D.J. : Perspective ?

S.V. : Cet incident montre comment la présence militaire française au Moyen-Orient entraîne de plus en plus Paris dans un conflit régional élargi. Dans le même temps, la France cherche à éviter une guerre ouverte avec l’Iran et limite essentiellement son action à la défense de ses bases et à la protection des routes maritimes. Dans la région, elle maintient également une infrastructure militaire plus large : la base Camp de la Paix (Abou Dhabi, Émirats arabes unis), la base aérienne Prince Hassan (nord-est de la Jordanie) et le centre logistique des Forces françaises à Djibouti. Toutes ces installations se situent sur ou à proximité des axes clés du corridor stratégique iranien Iran–Irak–Syrie–Liban, par lequel Téhéran approvisionne ses alliés régionaux et les groupes armés qui lui sont affiliés.

Lorsque l’on ajoute que des avions français interceptent des missiles iraniens depuis une base en Jordanie et participent à des opérations défensives protégeant Israël, on peut dire, en termes militaires, que la France — en Ukraine comme au Moyen-Orient — se trouve souvent dans une situation de participation limitée ou indirecte aux conflits.

S’ajoutent également les obligations au sein de l’OTAN et de l’Union européenne — notamment la défense du Groenland sous souveraineté danoise ainsi que celle d’une base militaire américaine attaquée à Chypre. À cela s’ajoutent des accords bilatéraux de sécurité, comme celui avec la Grèce en cas d’attaque turque. Il apparaît clairement que Paris construit un vaste réseau de partenariats militaires permettant à la France de maintenir une présence du golfe Persique à la Méditerranée orientale, soutenant ainsi son ambition de se positionner comme un acteur militaire et sécuritaire majeur en Europe.

Cependant, cette ambition n’est pas unanimement acceptée parmi les partenaires européens et de l’OTAN. Trump a implicitement présenté la participation à la stratégie américaine au Moyen-Orient comme un test de loyauté des alliés de l’OTAN — en particulier de la France, puissance militaire majeure.

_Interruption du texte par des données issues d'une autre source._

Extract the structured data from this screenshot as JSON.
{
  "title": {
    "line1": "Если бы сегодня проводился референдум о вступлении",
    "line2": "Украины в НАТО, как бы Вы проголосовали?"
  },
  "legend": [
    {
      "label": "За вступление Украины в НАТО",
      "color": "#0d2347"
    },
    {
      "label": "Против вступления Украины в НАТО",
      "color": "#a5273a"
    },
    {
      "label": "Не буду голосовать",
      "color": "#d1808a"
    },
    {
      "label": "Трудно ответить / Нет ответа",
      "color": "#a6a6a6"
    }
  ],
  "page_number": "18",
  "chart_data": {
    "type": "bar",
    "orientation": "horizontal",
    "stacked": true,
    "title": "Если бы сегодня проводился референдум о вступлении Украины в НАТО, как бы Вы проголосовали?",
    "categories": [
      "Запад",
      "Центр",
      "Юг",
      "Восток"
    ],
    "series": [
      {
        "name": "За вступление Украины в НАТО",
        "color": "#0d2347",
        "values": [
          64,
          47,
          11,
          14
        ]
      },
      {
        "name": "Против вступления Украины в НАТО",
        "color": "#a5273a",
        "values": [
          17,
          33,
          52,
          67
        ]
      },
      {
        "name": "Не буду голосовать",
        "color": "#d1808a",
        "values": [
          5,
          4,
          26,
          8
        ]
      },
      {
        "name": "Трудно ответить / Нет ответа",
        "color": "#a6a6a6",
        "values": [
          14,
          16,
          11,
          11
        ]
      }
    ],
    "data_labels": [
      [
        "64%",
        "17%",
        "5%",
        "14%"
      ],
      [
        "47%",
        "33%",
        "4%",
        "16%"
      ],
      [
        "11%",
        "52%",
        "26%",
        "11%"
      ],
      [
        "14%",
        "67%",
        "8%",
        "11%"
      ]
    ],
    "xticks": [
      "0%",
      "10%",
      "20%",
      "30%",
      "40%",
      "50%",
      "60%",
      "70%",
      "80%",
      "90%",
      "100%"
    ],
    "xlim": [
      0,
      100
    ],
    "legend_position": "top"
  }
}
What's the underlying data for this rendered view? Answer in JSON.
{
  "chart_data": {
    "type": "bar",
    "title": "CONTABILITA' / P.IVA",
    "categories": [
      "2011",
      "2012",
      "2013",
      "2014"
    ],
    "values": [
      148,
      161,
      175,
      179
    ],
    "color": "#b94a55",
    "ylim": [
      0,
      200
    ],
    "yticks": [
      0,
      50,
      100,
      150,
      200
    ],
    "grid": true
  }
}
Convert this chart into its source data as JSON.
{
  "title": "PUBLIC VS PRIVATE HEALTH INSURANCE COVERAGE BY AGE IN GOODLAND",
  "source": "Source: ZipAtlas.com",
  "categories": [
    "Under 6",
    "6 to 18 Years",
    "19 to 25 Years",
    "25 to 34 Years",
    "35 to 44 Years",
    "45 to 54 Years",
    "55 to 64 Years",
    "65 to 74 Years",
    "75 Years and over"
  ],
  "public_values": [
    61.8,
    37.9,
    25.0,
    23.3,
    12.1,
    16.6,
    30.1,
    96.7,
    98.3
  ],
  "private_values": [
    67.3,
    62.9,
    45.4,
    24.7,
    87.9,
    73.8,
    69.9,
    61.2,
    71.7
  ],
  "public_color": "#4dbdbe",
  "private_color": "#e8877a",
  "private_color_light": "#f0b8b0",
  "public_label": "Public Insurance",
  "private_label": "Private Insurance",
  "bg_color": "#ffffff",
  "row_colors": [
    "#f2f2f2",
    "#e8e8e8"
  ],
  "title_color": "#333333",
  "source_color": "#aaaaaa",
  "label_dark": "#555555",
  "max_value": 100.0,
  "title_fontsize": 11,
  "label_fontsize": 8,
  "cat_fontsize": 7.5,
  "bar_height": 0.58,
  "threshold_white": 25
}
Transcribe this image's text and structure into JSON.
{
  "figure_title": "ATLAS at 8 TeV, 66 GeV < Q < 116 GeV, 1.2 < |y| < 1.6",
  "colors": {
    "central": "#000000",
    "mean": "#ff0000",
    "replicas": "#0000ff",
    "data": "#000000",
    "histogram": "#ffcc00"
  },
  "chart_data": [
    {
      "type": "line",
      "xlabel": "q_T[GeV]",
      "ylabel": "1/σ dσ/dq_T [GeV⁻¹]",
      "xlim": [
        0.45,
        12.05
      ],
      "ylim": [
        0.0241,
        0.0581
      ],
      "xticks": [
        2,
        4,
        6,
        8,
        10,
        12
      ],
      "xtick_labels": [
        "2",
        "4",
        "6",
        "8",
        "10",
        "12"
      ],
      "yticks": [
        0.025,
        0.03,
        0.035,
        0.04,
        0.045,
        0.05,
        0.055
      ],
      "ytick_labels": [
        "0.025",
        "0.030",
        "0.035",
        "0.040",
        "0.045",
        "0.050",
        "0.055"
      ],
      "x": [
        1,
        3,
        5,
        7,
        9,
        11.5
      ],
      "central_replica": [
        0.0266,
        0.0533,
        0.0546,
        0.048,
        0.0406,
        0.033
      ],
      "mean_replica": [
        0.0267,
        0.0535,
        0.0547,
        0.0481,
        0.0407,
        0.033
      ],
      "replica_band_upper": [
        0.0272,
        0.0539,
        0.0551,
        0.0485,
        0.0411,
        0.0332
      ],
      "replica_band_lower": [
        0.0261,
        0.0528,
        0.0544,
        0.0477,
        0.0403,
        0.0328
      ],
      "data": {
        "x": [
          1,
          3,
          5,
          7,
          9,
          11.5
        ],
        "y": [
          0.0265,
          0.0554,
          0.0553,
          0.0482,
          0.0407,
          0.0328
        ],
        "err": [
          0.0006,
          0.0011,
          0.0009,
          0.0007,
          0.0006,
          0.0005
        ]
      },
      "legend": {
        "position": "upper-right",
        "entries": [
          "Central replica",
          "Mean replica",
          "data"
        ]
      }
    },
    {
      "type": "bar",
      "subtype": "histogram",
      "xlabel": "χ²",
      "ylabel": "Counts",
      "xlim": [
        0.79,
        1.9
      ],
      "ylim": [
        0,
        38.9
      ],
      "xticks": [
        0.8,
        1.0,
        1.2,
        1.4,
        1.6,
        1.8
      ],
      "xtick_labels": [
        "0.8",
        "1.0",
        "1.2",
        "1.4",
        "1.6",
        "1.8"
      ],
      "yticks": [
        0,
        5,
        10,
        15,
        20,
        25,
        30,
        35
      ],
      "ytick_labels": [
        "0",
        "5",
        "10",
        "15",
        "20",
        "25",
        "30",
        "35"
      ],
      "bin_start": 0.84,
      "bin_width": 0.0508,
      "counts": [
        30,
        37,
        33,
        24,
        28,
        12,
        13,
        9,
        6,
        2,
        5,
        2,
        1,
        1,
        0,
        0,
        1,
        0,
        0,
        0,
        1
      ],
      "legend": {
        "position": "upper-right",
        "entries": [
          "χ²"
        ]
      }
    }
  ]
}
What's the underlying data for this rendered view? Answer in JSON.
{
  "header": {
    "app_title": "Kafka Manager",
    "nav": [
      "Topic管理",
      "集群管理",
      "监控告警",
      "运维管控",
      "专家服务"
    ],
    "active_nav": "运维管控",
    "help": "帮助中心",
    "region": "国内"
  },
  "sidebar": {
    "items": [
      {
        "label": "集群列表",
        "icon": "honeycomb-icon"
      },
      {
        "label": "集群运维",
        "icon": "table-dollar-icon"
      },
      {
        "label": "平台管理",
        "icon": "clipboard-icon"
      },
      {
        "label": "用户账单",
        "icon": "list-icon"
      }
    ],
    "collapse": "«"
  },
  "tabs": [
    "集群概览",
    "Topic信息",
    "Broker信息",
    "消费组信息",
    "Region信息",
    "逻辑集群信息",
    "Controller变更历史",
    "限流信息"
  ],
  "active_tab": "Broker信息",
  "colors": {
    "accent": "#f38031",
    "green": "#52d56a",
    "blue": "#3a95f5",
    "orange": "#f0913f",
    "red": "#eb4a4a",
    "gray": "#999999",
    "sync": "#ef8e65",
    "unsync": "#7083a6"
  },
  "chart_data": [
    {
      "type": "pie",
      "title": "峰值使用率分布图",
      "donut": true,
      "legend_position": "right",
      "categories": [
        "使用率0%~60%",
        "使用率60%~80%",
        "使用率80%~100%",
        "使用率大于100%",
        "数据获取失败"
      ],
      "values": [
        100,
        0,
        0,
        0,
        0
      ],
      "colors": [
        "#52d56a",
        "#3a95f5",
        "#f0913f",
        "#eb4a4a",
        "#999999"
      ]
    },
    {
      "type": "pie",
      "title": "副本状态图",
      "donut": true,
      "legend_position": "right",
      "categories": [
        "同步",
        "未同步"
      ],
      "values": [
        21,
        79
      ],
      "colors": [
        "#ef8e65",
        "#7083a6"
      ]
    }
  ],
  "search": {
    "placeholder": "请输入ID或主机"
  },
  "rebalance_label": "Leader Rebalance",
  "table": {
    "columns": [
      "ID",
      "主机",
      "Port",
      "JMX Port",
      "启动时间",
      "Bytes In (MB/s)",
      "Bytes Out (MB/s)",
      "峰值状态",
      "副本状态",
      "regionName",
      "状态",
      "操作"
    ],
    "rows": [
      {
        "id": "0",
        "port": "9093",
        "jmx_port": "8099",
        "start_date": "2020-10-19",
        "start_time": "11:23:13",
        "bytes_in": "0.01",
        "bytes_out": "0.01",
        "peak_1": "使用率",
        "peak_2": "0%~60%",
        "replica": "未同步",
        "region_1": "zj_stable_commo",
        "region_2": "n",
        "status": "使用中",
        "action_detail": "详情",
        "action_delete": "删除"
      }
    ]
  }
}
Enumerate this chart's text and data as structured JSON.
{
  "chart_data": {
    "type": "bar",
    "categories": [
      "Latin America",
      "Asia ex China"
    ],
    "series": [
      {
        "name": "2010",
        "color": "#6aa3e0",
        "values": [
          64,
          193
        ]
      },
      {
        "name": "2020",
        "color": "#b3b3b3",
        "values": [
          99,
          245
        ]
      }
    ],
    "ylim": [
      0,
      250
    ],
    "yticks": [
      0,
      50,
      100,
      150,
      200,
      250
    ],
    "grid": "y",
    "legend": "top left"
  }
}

L’absence de soutien a été liée à des interrogations sur l’avenir même de l’Alliance. Par effet domino, un manque de soutien européen aux actions défensives françaises pourrait également être interprété comme un test de solidarité au sein de l’UE et remettre en question son avenir. La formation de solides alliances militaires occidentales est en cours, et elle provoque la formation d’alliances opposées. Cela confirme que la « structure de la Troisième Guerre mondiale » est déjà à un stade de construction en attente de son permis d’exploitation.